Nevertheless I enjoyed my time on the island. I stayed with David and Saron who are always great to spend time with, and was also lucky enough to spend time with Jason Tompkins, Daragh Davey, Daragh Davey, Nick Newport, Andy Hills and George Danzer. I got out for a few runs, one with Gareth Chantler, and was lucky enough to catch up with Tony and Gillian Baitson who very kindly invited me to their great place in Swieqi. I spend so much time in the company of people who are jaded with poker that it's always a refreshing pleasure to break pizza with genuine enthusiasts. I went to their place intending to spend an hour there before going back to David's to grind online (any pain I might have felt about running bad over a sample size of half a dozen live was assuaged by sneaking in a few very profitable online sessions that included a win in 32Red's Mosh Pit and a fifth in Party's Sunday major), but before I knew it six hours had flown by and people were starting to think I must be dead because I'd stopped tweeting.
Yet numbers were well down. Not just on Barcelona (which was to be expected) but in previous Malta stops. The EPT main event dropped from 651 last time to 468, a pretty disastrous drop of 30%. The drop in side events aimed primarily at recreationals was even more stark: the €300 buyin multientry Cup shedded over 50% dropping from 894 to 416. The IPT main event dropped about 20% from 947 to 775. Events aimed at special demographics were heavily hit too: the Seniors dropped from 106 to 71, and the Ladies from 55 to 50. And even the High Rollers were heavily hit (the 25k shed over 20% dropping from 63 to 46).
I have no idea what conclusion Stars will draw from this decline. While I fully accept they have more relevant data than I have and are better placed to come to meaningful conclusions, I do hope the lesson they take is not the one I heard murmurings of from Stars personnel (that Malta simply doesn't work as a stop). I personally see no reason to believe that Malta is a tough destination to sell at this time of year, even to people without lots of friends on the island. This week's Battle of Malta is expected to be a big success for 888.
I've been told by people inside Stars that the concerns and criticisms raised by myself and others after Barcelona were listened to. That's nice, but maybe Stars would have been better served making some sort of public nos culpa statement after Barcelona that acknowledged that mistakes had been made and endeavours would be made to prevent them being repeated. Actions may speak louder than words, but sometimes we want to hear those words too. So many regs and recs who said "Never again" after Barcelona were notably absent from Malta. It's nice that Malta was a much better run affair, but how are the people who didn't show up to know that?

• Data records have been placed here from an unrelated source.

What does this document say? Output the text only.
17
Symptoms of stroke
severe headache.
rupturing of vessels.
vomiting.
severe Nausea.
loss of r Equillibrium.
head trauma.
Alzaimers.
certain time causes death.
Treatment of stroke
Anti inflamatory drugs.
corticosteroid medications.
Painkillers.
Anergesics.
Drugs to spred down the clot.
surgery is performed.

I believe that if Stars think the "failure" of Malta (and I heard from several Stars people it was seen as such, to the point that we will never see a Stars event on this scale on the island again) is just "because Malta", they are totally missing the point. I fully believe if they just shuffle the tour stop destinations they are running a fools errand, a race that can never be won, a race that was lost before the starting gun even sounded.